La langue devient également "rouge vif après un premier aspect “blanchi”.

D'autre signes peuvent se présenter comme "l'accentuation de l’éruption dans les plis (aine, aisselles), et la peau qui pèle au niveau des mains et des pieds après la phase aiguë".

La maladie peut également être accompagnée de maux de tête, de maux de ventre et de nausées.

- La scarlatine : une bactérie très contagieuse -

Extrêmement contagieuse, "la scarlatine peut provoquer une petite épidémie au sein d’une collectivité, raison pour laquelle les établissements préfèrent avertir les parents, même si cette pathologie n'est pas à déclaration obligatoire", indique l'ARS.

"En revanche, un signalement peut être fait auprès de l’ARS, en cas de cas groupés en collectivités (écoles, crèches), afin d’organiser les mesures de contrôle avec les autorités sanitaires locales."

"Il y a donc une conduite à tenir lorsque cela intervient dans une école ou un établissement scolaire. La scarlatine appartient aux maladies à éviction scolaire : l'enfant ne peut pas être accueilli en collectivité entre le moment du diagnostic et jusqu'à 48 heures après le début du traitement antibiotique", précise le rectorat de La Réunion.

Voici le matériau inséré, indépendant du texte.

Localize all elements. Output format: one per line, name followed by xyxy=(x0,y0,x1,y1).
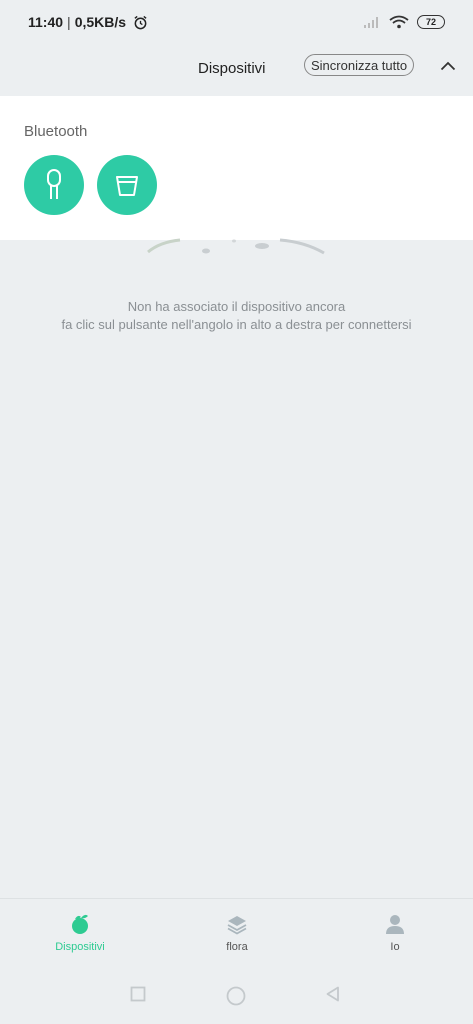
status-bar: 11:40 | 0,5KB/s 72 xyxy=(0,0,473,44)
layers-icon xyxy=(226,913,248,935)
sync-all-button[interactable]: Sincronizza tutto xyxy=(304,54,415,76)
chevron-up-icon[interactable] xyxy=(437,56,459,76)
bottom-nav: Dispositivi flora Io xyxy=(0,898,473,967)
battery-icon: 72 xyxy=(417,15,445,29)
home-icon[interactable] xyxy=(226,986,246,1006)
alarm-icon xyxy=(133,15,148,30)
bluetooth-label: Bluetooth xyxy=(24,123,88,140)
nav-item-flora[interactable]: flora xyxy=(197,913,277,953)
nav-label-dispositivi: Dispositivi xyxy=(55,941,105,953)
status-speed: 0,5KB/s xyxy=(74,14,127,30)
nav-label-flora: flora xyxy=(226,941,248,953)
empty-state-message: Non ha associato il dispositivo ancora f… xyxy=(0,298,473,334)
signal-icon xyxy=(363,15,381,29)
empty-state-line-1: Non ha associato il dispositivo ancora xyxy=(127,299,346,314)
back-icon[interactable] xyxy=(325,986,341,1002)
nav-item-io[interactable]: Io xyxy=(355,913,435,953)
devices-icon xyxy=(69,913,91,935)
bluetooth-device-pot[interactable] xyxy=(97,155,157,215)
plant-sensor-icon xyxy=(40,168,68,202)
wifi-icon xyxy=(389,15,409,29)
nav-label-io: Io xyxy=(390,941,400,953)
status-separator: | xyxy=(67,14,71,30)
bluetooth-panel: Bluetooth xyxy=(0,96,473,240)
nav-item-dispositivi[interactable]: Dispositivi xyxy=(40,913,120,953)
system-nav xyxy=(0,982,473,1010)
header: Dispositivi Sincronizza tutto xyxy=(0,44,473,96)
empty-state-line-2: fa clic sul pulsante nell'angolo in alto… xyxy=(61,317,412,332)
screen: 11:40 | 0,5KB/s 72 Dispositivi Sincroniz… xyxy=(0,0,473,1024)
bluetooth-device-sensor[interactable] xyxy=(24,155,84,215)
flower-pot-icon xyxy=(113,171,141,199)
status-time: 11:40 xyxy=(28,14,64,30)
recent-apps-icon[interactable] xyxy=(130,986,146,1002)
page-title: Dispositivi xyxy=(198,60,266,77)
person-icon xyxy=(384,913,406,935)
status-left: 11:40 | 0,5KB/s xyxy=(28,14,148,30)
status-right: 72 xyxy=(363,15,445,29)
decorative-illustration xyxy=(140,236,330,263)
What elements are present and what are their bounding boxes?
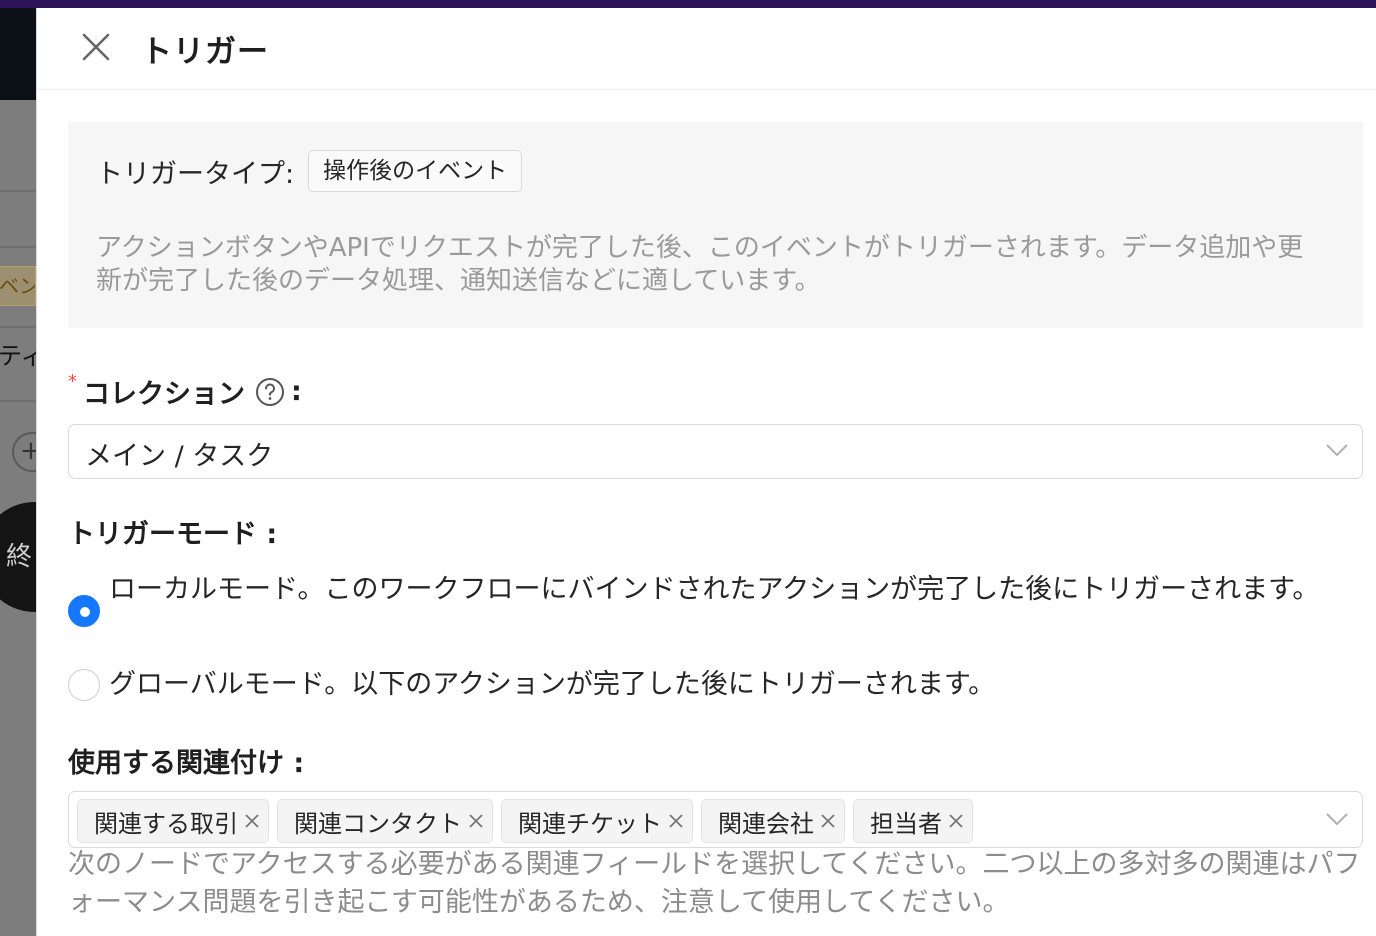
background-app: ベン ティ + 終	[0, 8, 36, 936]
trigger-type-panel: トリガータイプ: 操作後のイベント アクションボタンやAPIでリクエストが完了し…	[68, 122, 1363, 328]
tag-close-icon[interactable]	[948, 813, 964, 829]
association-tag-label: 関連コンタクト	[294, 809, 462, 838]
radio-global-mode-input[interactable]	[68, 669, 100, 701]
associations-help-text: 次のノードでアクセスする必要がある関連フィールドを選択してください。二つ以上の多…	[68, 849, 1361, 918]
tag-close-icon[interactable]	[468, 813, 484, 829]
close-icon	[82, 33, 110, 61]
trigger-drawer: トリガー トリガータイプ: 操作後のイベント アクションボタンやAPIでリクエス…	[36, 8, 1376, 936]
associations-label: 使用する関連付け :	[68, 748, 305, 779]
association-tag-label: 担当者	[870, 809, 942, 838]
background-end-node: 終	[0, 502, 36, 612]
associations-select[interactable]: 関連する取引 関連コンタクト 関連チケット 関連会社 担当者	[68, 791, 1363, 848]
association-tag: 関連会社	[701, 799, 845, 843]
tag-close-icon[interactable]	[820, 813, 836, 829]
tag-close-icon[interactable]	[244, 813, 260, 829]
trigger-type-row: トリガータイプ: 操作後のイベント	[96, 150, 523, 192]
chevron-down-icon	[1326, 444, 1348, 457]
trigger-mode-label: トリガーモード :	[68, 519, 278, 550]
association-tag: 関連する取引	[77, 799, 269, 843]
question-circle-icon[interactable]	[255, 377, 285, 407]
background-add-button: +	[12, 432, 36, 472]
background-divider	[0, 190, 36, 192]
trigger-type-description: アクションボタンやAPIでリクエストが完了した後、このイベントがトリガーされます…	[96, 233, 1304, 296]
association-tag-label: 関連会社	[718, 809, 814, 838]
close-button[interactable]	[77, 28, 115, 66]
associations-tags: 関連する取引 関連コンタクト 関連チケット 関連会社 担当者	[77, 799, 973, 843]
radio-local-mode-input[interactable]	[68, 595, 100, 627]
drawer-title: トリガー	[141, 34, 269, 70]
background-header	[0, 8, 36, 100]
drawer-header: トリガー	[37, 8, 1376, 90]
radio-global-mode[interactable]: グローバルモード。以下のアクションが完了した後にトリガーされます。	[68, 663, 1328, 706]
trigger-type-label: トリガータイプ:	[96, 158, 295, 190]
collection-label-row: * コレクション :	[68, 371, 302, 411]
association-tag: 関連コンタクト	[277, 799, 493, 843]
collection-label: コレクション	[83, 379, 245, 410]
association-tag-label: 関連チケット	[518, 809, 662, 838]
app-top-bar	[0, 0, 1376, 8]
background-divider	[0, 246, 36, 248]
association-tag-label: 関連する取引	[94, 809, 238, 838]
association-tag: 関連チケット	[501, 799, 693, 843]
required-mark: *	[68, 371, 77, 392]
collection-select-value: メイン / タスク	[85, 441, 274, 472]
radio-local-mode-label: ローカルモード。このワークフローにバインドされたアクションが完了した後にトリガー…	[109, 574, 1320, 605]
association-tag: 担当者	[853, 799, 973, 843]
background-badge: ベン	[0, 266, 36, 306]
background-divider	[0, 400, 36, 402]
chevron-down-icon	[1326, 813, 1348, 826]
trigger-type-tag: 操作後のイベント	[308, 150, 523, 192]
tag-close-icon[interactable]	[668, 813, 684, 829]
radio-local-mode[interactable]: ローカルモード。このワークフローにバインドされたアクションが完了した後にトリガー…	[68, 568, 1328, 627]
background-divider	[0, 326, 36, 328]
collection-select[interactable]: メイン / タスク	[68, 424, 1363, 479]
radio-global-mode-label: グローバルモード。以下のアクションが完了した後にトリガーされます。	[109, 669, 996, 700]
background-text: ティ	[0, 342, 36, 370]
collection-label-colon: :	[291, 376, 302, 407]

Lors de l'apparition d'un cas, les familles des autres élèves, ainsi que les personnels sont informés et invités à prendre des précautions.

Cependant, malgré cette mesure d’isolement du malade, il reste difficile de limiter la transmission de la bactérie. Celle-ci commence à se propager dès la période d’incubation (entre 1 et 4 jours généralement) et avant l’apparition des premiers symptômes.

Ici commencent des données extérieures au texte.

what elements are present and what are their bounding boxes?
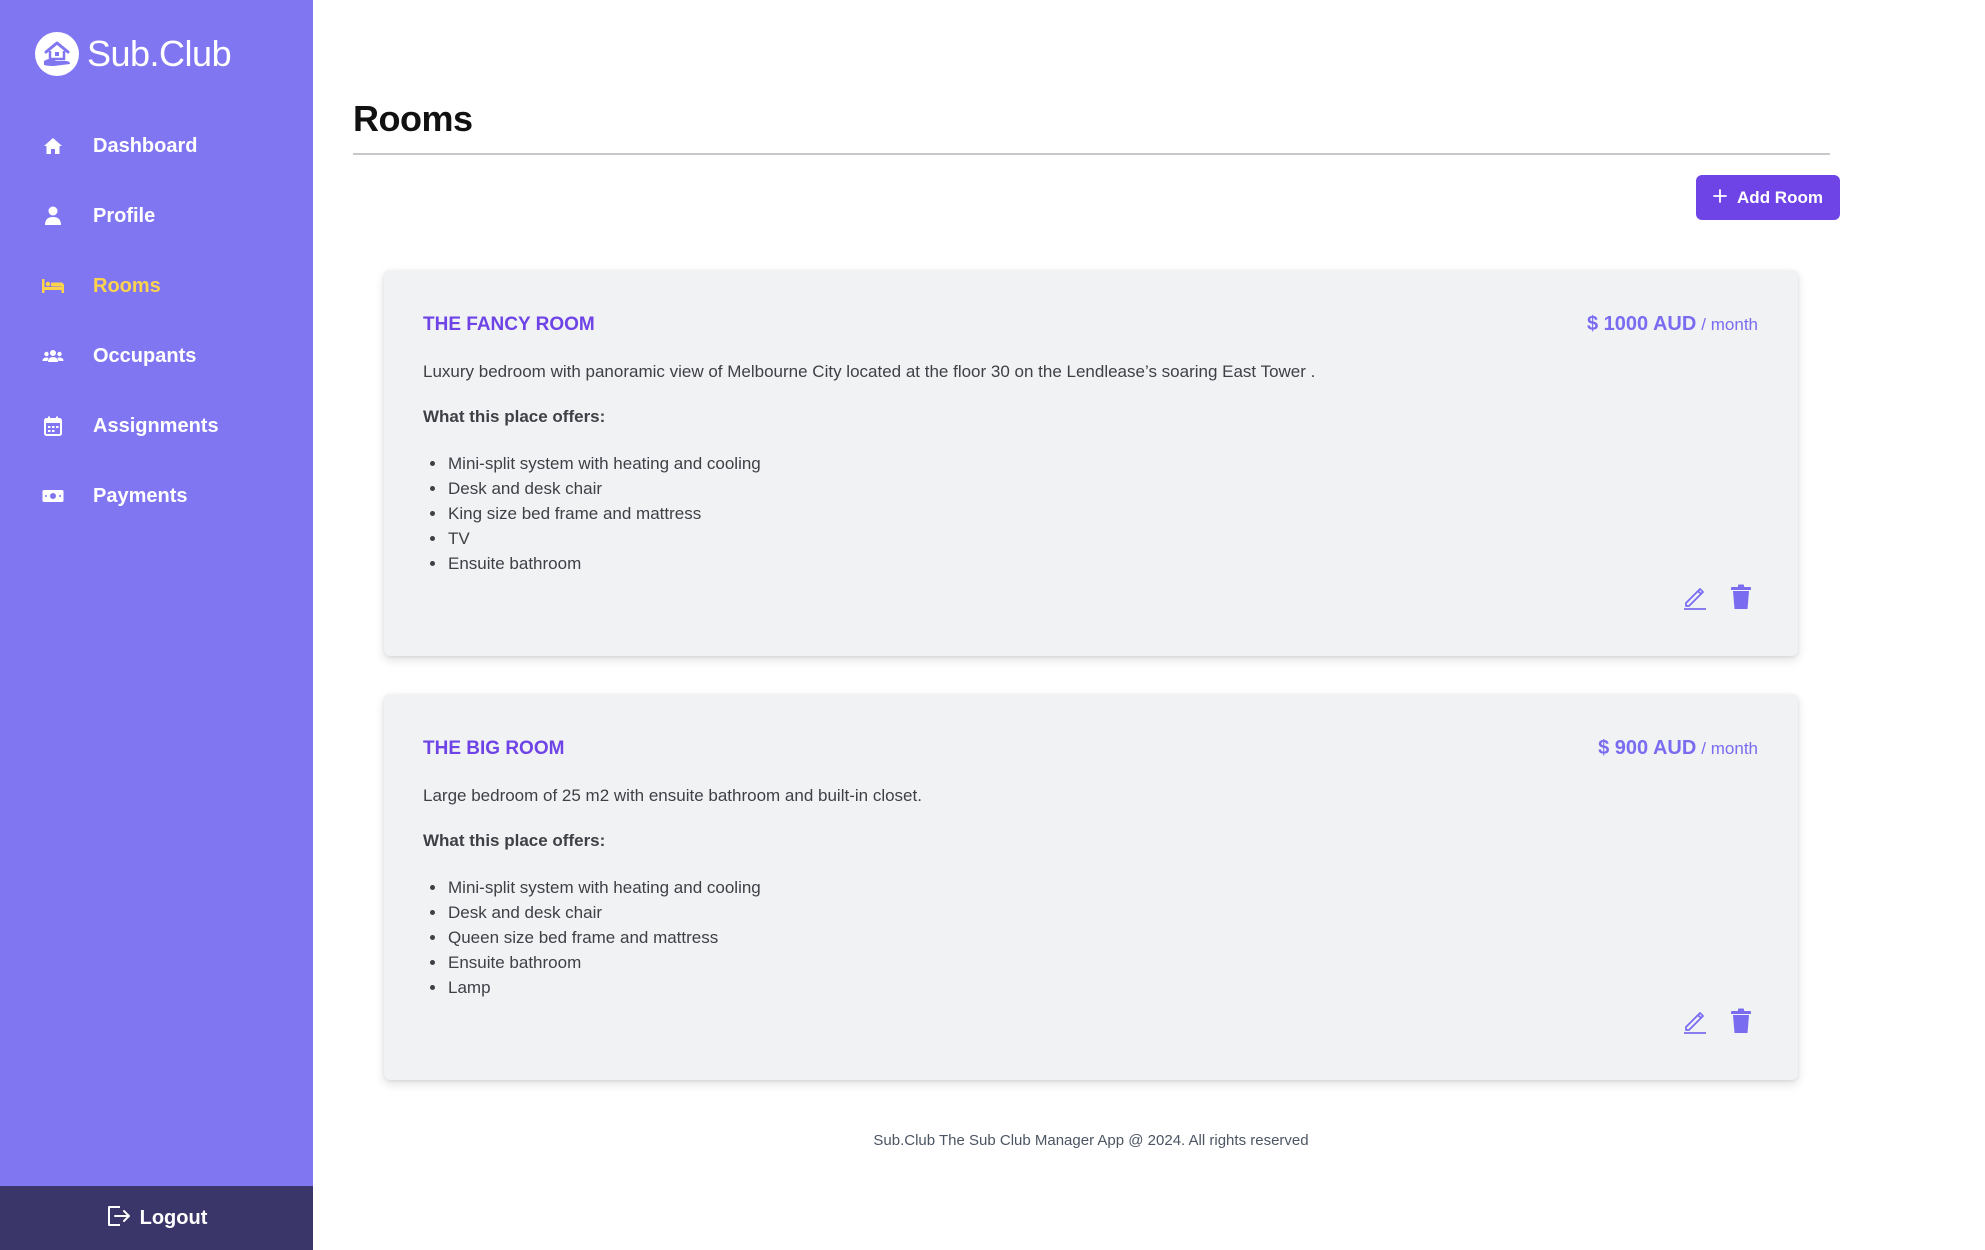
- amenity-item: Lamp: [447, 975, 761, 1000]
- house-hand-logo-icon: [35, 32, 79, 76]
- brand-name: Sub.Club: [87, 33, 232, 74]
- sidebar-nav: Dashboard Profile Rooms Occupants Assign…: [0, 111, 313, 531]
- room-price: $ 900 AUD / month: [1598, 737, 1758, 760]
- amenity-item: Ensuite bathroom: [447, 551, 761, 576]
- edit-room-button[interactable]: [1682, 1009, 1708, 1035]
- room-description: Large bedroom of 25 m2 with ensuite bath…: [423, 786, 922, 805]
- room-actions: [1682, 584, 1754, 613]
- offers-heading: What this place offers:: [423, 831, 606, 850]
- price-period: / month: [1701, 739, 1758, 758]
- price-amount: $ 900 AUD: [1598, 737, 1697, 759]
- amenity-item: Desk and desk chair: [447, 900, 761, 925]
- price-period: / month: [1701, 315, 1758, 334]
- page-title: Rooms: [353, 98, 473, 139]
- sidebar-item-profile[interactable]: Profile: [0, 181, 313, 251]
- add-room-button[interactable]: Add Room: [1696, 175, 1840, 220]
- room-description: Luxury bedroom with panoramic view of Me…: [423, 362, 1316, 381]
- sidebar-item-occupants[interactable]: Occupants: [0, 321, 313, 391]
- amenities-list: Mini-split system with heating and cooli…: [447, 875, 761, 1000]
- room-card: THE FANCY ROOM $ 1000 AUD / month Luxury…: [384, 270, 1798, 656]
- amenity-item: Queen size bed frame and mattress: [447, 925, 761, 950]
- sidebar: Sub.Club Dashboard Profile Rooms Occupan…: [0, 0, 313, 1250]
- room-name: THE BIG ROOM: [423, 738, 565, 759]
- sidebar-item-label: Payments: [93, 484, 188, 507]
- sidebar-item-label: Occupants: [93, 344, 197, 367]
- calendar-icon: [40, 413, 66, 439]
- sidebar-item-label: Profile: [93, 204, 156, 227]
- footer: Sub.Club The Sub Club Manager App @ 2024…: [873, 1132, 1309, 1149]
- logout-label: Logout: [139, 1206, 208, 1229]
- edit-room-button[interactable]: [1682, 585, 1708, 611]
- room-price: $ 1000 AUD / month: [1587, 313, 1758, 336]
- room-actions: [1682, 1008, 1754, 1037]
- logout-icon: [106, 1204, 132, 1233]
- delete-room-button[interactable]: [1728, 1008, 1754, 1037]
- money-icon: [40, 483, 66, 509]
- room-card: THE BIG ROOM $ 900 AUD / month Large bed…: [384, 694, 1798, 1080]
- users-icon: [40, 343, 66, 369]
- pencil-icon: [1682, 1008, 1708, 1037]
- user-icon: [40, 203, 66, 229]
- amenity-item: Mini-split system with heating and cooli…: [447, 875, 761, 900]
- pencil-icon: [1682, 584, 1708, 613]
- amenity-item: Mini-split system with heating and cooli…: [447, 451, 761, 476]
- title-divider: [353, 153, 1830, 155]
- sidebar-item-rooms[interactable]: Rooms: [0, 251, 313, 321]
- plus-icon: [1713, 188, 1727, 208]
- sidebar-item-payments[interactable]: Payments: [0, 461, 313, 531]
- sidebar-item-assignments[interactable]: Assignments: [0, 391, 313, 461]
- amenity-item: Ensuite bathroom: [447, 950, 761, 975]
- amenity-item: TV: [447, 526, 761, 551]
- amenities-list: Mini-split system with heating and cooli…: [447, 451, 761, 576]
- add-room-label: Add Room: [1737, 187, 1823, 207]
- trash-icon: [1730, 584, 1752, 613]
- sidebar-item-label: Assignments: [93, 414, 219, 437]
- amenity-item: King size bed frame and mattress: [447, 501, 761, 526]
- sidebar-item-dashboard[interactable]: Dashboard: [0, 111, 313, 181]
- home-icon: [40, 133, 66, 159]
- price-amount: $ 1000 AUD: [1586, 313, 1697, 335]
- sidebar-item-label: Rooms: [93, 274, 161, 297]
- brand[interactable]: Sub.Club: [35, 31, 232, 77]
- delete-room-button[interactable]: [1728, 584, 1754, 613]
- offers-heading: What this place offers:: [423, 407, 606, 426]
- room-name: THE FANCY ROOM: [423, 314, 595, 335]
- sidebar-item-label: Dashboard: [93, 134, 198, 157]
- amenity-item: Desk and desk chair: [447, 476, 761, 501]
- bed-icon: [40, 273, 66, 299]
- logout-button[interactable]: Logout: [0, 1186, 313, 1250]
- trash-icon: [1730, 1008, 1752, 1037]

La contamination se fait aussi bien par voies aériennes (salive, toux, éternuements), par les mains ou en touchant des objets contaminés par les sécrétions.

Il faut éviter le contact proche pendant les premières 24–48 h de traitement, période où la contagiosité décroît.

Comme pour d’autres maladies en résurgence (rougeole et coqueluche), les gestes de prévention, la vaccination à jour et le recours précoce au soin restent essentiels.